Trains For America

More choices for better transportation

High Speed Rail in the Ark-La-Tex

Arkansas lawmaker Steve Harrelson has one of the region’s best legislative, government, and general interest blogs. He also keeps up with regional passenger rail issues. This is the latest entry from Under the Dome.

High Speed Rail in the Ark-La-Tex

 

David Dean shows possibilities of high speed rail across Arkansas during yesterday’s town hall meeting on rail at Texarkana College. This form of high speed rail, while officials tout it being constructed by private dollars, is far more expensive than the more conventional “high performance rail” and is even higher than constructing interstate-standard highways.    

Here are a few differences:

High Speed Rail    

Cost: $20 – $46 million per mile
Speed: ~220 mph
Floats above the track on magnets
Can’t using existing rail bed – must obtain new land for route
    High Performance Rail    

Cost: $1.3 million per mile
Speed: 80 – 110 mph
Conventional steel wheel rail
Can use existing track, but double tracking needed

 

Filed under: Passenger Rail Politics, Passenger Rail Transportatio Policy, Regional USA Passenger Rail

5 Responses

  1. Erv says:

    I am surprised that these people do not know the difference between High Speed Rail and MagLev.

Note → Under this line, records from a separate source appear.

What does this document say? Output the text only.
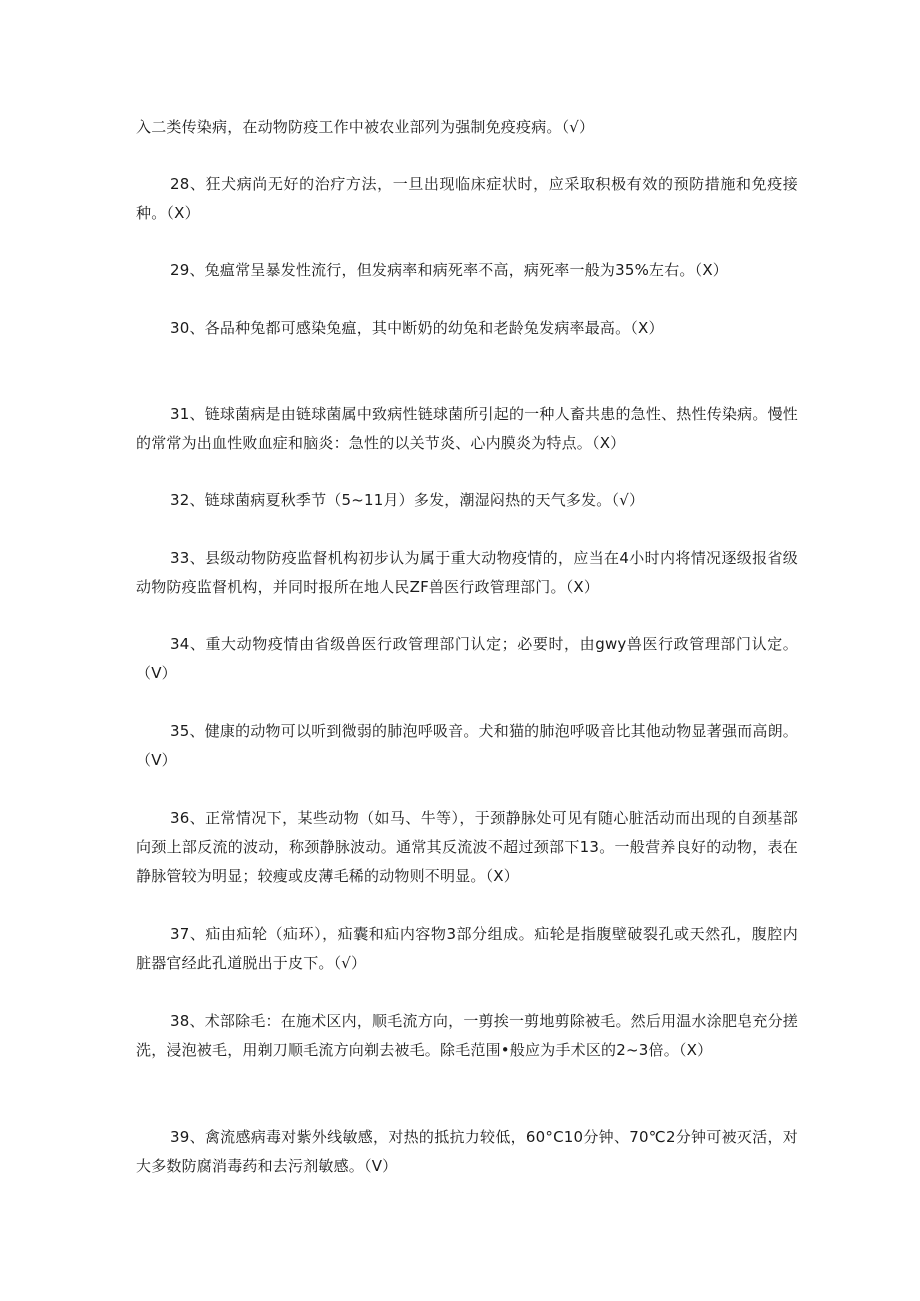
入二类传染病，在动物防疫工作中被农业部列为强制免疫疫病。（√）

28、狂犬病尚无好的治疗方法，一旦出现临床症状时，应采取积极有效的预防措施和免疫接种。（X）

29、兔瘟常呈暴发性流行，但发病率和病死率不高，病死率一般为35%左右。（X）

30、各品种兔都可感染兔瘟，其中断奶的幼兔和老龄兔发病率最高。（X）

31、链球菌病是由链球菌属中致病性链球菌所引起的一种人畜共患的急性、热性传染病。慢性的常常为出血性败血症和脑炎：急性的以关节炎、心内膜炎为特点。（X）

32、链球菌病夏秋季节（5~11月）多发，潮湿闷热的天气多发。（√）

33、县级动物防疫监督机构初步认为属于重大动物疫情的，应当在4小时内将情况逐级报省级动物防疫监督机构，并同时报所在地人民ZF兽医行政管理部门。（X）

34、重大动物疫情由省级兽医行政管理部门认定；必要时，由gwy兽医行政管理部门认定。（V）

35、健康的动物可以听到微弱的肺泡呼吸音。犬和猫的肺泡呼吸音比其他动物显著强而高朗。（V）

36、正常情况下，某些动物（如马、牛等），于颈静脉处可见有随心脏活动而出现的自颈基部向颈上部反流的波动，称颈静脉波动。通常其反流波不超过颈部下13。一般营养良好的动物，表在静脉管较为明显；较瘦或皮薄毛稀的动物则不明显。（X）

37、疝由疝轮（疝环），疝囊和疝内容物3部分组成。疝轮是指腹壁破裂孔或天然孔，腹腔内脏器官经此孔道脱出于皮下。（√）

38、术部除毛：在施术区内，顺毛流方向，一剪挨一剪地剪除被毛。然后用温水涂肥皂充分搓洗，浸泡被毛，用剃刀顺毛流方向剃去被毛。除毛范围•般应为手术区的2~3倍。（X）

39、禽流感病毒对紫外线敏感，对热的抵抗力较低，60°C10分钟、70℃2分钟可被灭活，对大多数防腐消毒药和去污剂敏感。（V）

They call it High Speed Rail, but describe a MagLev system. The two are not the same, and there is an enormous difference in their costs. HSR operates on a conventional rail system with a standard guage on a conventional roadbed. The roadbed must have most curves removed so that the trains can proceed at high speed in comfort and safety. Highly streamlined electric-powered vehicles are necessary. Speeds of 220 mph are often attainable, and costs are appx. those described above. MagLev, as described above, can operate at speeds about twice as fast as HSR. Costs are enormous. HSR technology is fully developed in Japan, France and Germany, and has been in use for over thirty years. Other European countries, such as UK, Netherlands, Belgium and Spain, are just beginning to operate HSR. HSR may soon be built in California. Europe will soon have HSR freight systems to compete with airlines. MagLev exists only in a couple of short shuttle-type lines–it’s just too expensive to seriously consider building a full-scale system.

  2. Couldn’t have said it better Erv!

    The only commerical operated Maglev route is in Shanghai, China. An extension will start in 2010 (supposedly) which will be the worlds fastest “railroad”

    Japan has a test maglev and Transrapid has a test facility in Emsland which are both high speed. There is a smaller and much slower maglev system in Japan I think that has been very successful.

  3. The Texas High Speed Rail and Transportation Corporation (THSRTC) group leaders know very well the differences between rail and maglev, but from the information displayed it doesn’t come across.

    And I must disagree with the contention that “The two [HSR and maglev] are not the same, and there is an enormous difference in their costs.” Siemens, the supplier who builds both the ICE/Velaro trains and Transrapid maglev, says two main things about costs in a recent company brochure:

    1: In comparing investment costs, “For normal topologies, investments for the track/guideway [for high-speed rail and maglev] are almost equal,” and that “Magnetic levitation provides [cost] advantages in more demanding terrain.”

    2: With regard to life-cycle costs, “…the magnetic levitation
    system offers [cost] advantages which are due to the absence of mechanical wear (running gear, brakes).” Further, at least from the German experience, the consultant Dornier Consulting says that maglev offers similar life cycle costs and, with potential cost reductions over time, maglev offers an even more attractive alternative to high-speed rail.

    The cost issue is also touched upon in a Congressional response document from early 2007, (http://republicans.transportation.house.gov/Media/File/110th/Rail/3-20-07–roundtable-Brady-questions.pdf) on pages 2-3.

  4. Ran says:

    Siemens is disingenuous. Most HSR schemes will upgrade an existing right of way, while maglev will usually need an entirely new right of way (even if it shares the route with existing tracks). Investment costs may be comparable starting with a clean slate, but very few projects do, in fact, start from a clean slate.

  5. Allan says:

    Ran, you don’t just “upgrade” existing track for HSR. That position by HSR supports is in itself is being disingenuous. A track must be totally redone and once done, you certainly don’t want to share it with heavy freight trains. Thus, usually, the actual portion of the rail that can be run at high speed are totally separate tracks.

    The Shanghai line has proven that the operating and maintenance costs are significantly lower than HSR.